I am starting to forget the past. I can’t remember what day Abigail had her heart surgery. August something. I have to look up in my old planner a day that used to be burned in my memory, a deep scar I thought I would remember forever. But every August something, I forget that I wanted to make a heart-shaped cake and celebrate a Heartversary. Lots of times, I can’t even remember all five of her heart defects anymore. Scared, Depressed, New Mom Jacqueline used to doodle pictures of anatomically correct hearts, then add in Abigail’s defects in case we gave birth in a new state before our medical files could reach us. I even wrote a book about it, and I still can’t remember all her heart defects. I am starting to forget the names of the techniques we used in therapy. There was this really good one that her speech therapist in Chicago taught us - it was so great that I still use it with my kids and with friends’ kids, but try though I might, I can’t remember what it was called.
There was a lot of pain in the beginning. A lot of hurt and bitterness and depression that I had to work through. I used it as fuel when we practiced physical therapy during the week or when I needed to fight to get Abigail’s insurance to cover something. I must have used up all the bitterness as fuel because now I’ve found room to paint over the past with big, glossy brush strokes of happiness. I remember Abigail’s first sign - it was “more” and it was for Goldfish crackers and she was 18-months-old. I remember how much she loved the water when we lived in Florida and how much she loved people watching from the baby carrier I wore in Chicago. Abigail still loves books and when Theodore chucks one across the room, I remember how little 5-month-old Abigail would sit very still in my lap for a very long time while I read every book on her bookshelf.
I’ve even managed to romanticize the painful parts with my sparkly paint brush of joy. Like that time at the ice cream shop when the clerk gave all the other kids a balloon but not Abigail. I look back and I remember how it was just me and her! Against the world! We were a team so strong and so loving that the world couldn’t bring us down. Maybe time healed my wounds. Or maybe the epic mess Abigail made in the basement just distracted me. You know, real life stuff.

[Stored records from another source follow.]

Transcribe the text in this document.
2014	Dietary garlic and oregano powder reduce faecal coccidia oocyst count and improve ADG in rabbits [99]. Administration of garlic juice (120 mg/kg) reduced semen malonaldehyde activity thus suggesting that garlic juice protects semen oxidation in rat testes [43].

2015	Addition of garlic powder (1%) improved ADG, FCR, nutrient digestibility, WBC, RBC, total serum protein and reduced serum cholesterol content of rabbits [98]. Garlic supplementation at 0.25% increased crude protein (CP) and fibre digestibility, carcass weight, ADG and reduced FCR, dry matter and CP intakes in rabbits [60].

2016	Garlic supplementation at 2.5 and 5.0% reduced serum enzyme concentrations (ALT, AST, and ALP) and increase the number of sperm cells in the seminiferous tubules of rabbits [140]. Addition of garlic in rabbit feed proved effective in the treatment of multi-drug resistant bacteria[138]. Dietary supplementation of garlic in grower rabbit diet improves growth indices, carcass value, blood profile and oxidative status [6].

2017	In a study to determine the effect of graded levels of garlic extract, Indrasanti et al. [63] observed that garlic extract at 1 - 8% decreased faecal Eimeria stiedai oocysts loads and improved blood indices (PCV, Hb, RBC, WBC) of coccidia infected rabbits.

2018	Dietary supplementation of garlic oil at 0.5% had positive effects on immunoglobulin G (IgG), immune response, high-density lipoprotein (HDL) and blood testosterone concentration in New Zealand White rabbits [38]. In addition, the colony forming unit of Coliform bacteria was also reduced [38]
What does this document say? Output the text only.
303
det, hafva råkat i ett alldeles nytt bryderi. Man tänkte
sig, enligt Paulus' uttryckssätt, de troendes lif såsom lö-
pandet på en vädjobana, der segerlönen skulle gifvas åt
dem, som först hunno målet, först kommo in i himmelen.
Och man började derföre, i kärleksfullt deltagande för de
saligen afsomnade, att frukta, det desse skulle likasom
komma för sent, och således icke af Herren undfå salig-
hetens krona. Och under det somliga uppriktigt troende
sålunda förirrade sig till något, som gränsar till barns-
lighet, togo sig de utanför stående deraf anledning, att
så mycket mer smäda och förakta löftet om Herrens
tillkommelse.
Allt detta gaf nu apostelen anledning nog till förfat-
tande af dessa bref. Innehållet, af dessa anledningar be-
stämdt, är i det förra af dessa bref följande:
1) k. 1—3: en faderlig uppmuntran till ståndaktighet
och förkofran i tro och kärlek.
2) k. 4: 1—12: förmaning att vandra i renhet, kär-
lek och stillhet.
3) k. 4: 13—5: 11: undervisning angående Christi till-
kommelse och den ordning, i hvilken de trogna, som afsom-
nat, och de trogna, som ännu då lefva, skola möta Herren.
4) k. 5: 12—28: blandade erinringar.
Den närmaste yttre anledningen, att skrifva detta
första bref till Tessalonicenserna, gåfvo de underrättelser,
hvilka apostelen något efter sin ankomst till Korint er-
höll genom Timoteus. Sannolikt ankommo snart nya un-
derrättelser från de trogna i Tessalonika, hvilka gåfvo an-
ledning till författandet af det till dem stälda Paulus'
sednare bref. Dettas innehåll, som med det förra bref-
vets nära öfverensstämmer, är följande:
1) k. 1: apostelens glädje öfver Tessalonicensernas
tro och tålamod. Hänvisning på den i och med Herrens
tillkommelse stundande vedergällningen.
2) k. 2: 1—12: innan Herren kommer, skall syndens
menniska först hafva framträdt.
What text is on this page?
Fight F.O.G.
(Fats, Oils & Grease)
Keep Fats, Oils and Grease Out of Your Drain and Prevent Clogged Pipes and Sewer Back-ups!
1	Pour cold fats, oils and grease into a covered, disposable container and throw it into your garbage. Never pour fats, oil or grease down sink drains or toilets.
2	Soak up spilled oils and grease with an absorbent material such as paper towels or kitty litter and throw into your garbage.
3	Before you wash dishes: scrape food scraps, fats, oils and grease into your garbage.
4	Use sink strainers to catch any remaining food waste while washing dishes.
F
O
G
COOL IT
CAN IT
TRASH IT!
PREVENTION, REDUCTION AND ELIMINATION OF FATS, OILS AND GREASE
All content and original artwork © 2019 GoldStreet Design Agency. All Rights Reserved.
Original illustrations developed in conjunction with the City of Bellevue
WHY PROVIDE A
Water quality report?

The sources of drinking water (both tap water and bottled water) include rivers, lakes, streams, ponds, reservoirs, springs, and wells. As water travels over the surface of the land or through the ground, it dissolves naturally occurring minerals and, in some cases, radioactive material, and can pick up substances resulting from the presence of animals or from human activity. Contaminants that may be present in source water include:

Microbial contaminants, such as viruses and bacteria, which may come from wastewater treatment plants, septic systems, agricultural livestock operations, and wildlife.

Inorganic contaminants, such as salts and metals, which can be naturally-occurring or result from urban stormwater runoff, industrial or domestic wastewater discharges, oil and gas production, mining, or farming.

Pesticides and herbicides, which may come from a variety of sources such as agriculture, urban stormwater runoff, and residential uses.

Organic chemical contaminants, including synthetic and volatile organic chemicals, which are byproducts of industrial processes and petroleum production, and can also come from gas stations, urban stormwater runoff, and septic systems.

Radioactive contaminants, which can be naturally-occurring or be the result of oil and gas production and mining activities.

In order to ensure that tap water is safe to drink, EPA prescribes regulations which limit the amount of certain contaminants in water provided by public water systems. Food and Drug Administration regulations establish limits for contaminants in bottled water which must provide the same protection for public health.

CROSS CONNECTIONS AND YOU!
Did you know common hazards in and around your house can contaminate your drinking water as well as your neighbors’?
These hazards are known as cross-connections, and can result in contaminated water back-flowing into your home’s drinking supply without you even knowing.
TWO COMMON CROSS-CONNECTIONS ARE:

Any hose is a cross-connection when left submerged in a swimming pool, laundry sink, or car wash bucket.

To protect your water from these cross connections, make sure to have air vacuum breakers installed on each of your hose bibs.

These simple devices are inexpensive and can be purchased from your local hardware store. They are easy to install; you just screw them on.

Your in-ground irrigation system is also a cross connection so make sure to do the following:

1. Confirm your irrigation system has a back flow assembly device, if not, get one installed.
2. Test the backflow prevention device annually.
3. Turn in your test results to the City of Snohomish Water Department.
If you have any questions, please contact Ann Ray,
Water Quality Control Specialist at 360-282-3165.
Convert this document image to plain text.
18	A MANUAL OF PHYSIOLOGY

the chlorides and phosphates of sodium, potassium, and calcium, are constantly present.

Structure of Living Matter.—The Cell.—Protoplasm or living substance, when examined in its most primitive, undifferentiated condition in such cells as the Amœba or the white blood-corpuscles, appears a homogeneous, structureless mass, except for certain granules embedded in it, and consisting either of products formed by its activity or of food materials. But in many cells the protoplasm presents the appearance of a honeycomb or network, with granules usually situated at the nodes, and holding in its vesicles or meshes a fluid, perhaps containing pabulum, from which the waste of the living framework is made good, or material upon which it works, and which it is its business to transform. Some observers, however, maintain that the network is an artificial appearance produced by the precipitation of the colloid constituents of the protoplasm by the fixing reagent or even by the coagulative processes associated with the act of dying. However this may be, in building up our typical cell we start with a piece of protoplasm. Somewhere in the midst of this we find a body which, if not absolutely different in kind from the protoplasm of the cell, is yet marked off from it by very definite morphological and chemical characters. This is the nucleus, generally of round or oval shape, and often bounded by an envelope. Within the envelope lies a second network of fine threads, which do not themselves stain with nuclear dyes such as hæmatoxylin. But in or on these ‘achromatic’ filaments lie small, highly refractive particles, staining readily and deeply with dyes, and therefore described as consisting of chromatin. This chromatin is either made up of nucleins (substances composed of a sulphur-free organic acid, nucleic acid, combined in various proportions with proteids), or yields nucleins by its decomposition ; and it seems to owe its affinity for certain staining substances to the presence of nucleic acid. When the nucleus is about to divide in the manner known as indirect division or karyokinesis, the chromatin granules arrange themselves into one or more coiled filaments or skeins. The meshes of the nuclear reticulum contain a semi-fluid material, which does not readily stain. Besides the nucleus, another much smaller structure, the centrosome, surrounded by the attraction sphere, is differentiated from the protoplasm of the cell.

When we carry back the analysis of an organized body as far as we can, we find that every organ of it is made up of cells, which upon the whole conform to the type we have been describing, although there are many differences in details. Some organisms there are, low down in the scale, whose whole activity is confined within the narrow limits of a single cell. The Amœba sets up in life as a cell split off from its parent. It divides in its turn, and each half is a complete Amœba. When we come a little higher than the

I like to remember how much I forgot when I read my old blog posts and journal entries. I hope in five-and-a-half more years I’ll forget some of the struggles we are going through now. Like how I feel like we’re never going to get Abigail out of diapers. Or how every time she walks by a table with stuff on it, she sweeps her arm across and knocks it all off. All of it. Every. Time. Sometimes it’s difficult, going through right now, and a little scary at times, like talking about her spinal issues or waiting for the results from her blood work every six months or not knowing how the changing politics will change the opportunities available at school. But I know now that in a few more years, I’ll probably have to re-read this letter to remember it. I’ll just remember how she has memorized 22 Elephant and Piggie books. Or how she sings “Hallelujah!” really loudly, two beats too late at church every week. Or how she dances when she finds out she gets to do something really fun. Or how she high-fives herself if someone leaves her hanging. Or how she asks, one-at-a-time, her three blankies which episode of Sophia the First they’d like to watch and reports the answers to me. They usually want to watch the same episode as Abigail.
I forget because Abigail is a growing, changing person with complex thoughts and developing interests. Abigail keeps giving me these new joys to experience. I am slowly forgetting what it was like to be Scared, Depressed, New Mom Jacqueline holding a tube-covered baby in the PICU. I’m too busy reading Blondie her favorite book again, repeating the lines until I quote them to her satisfaction.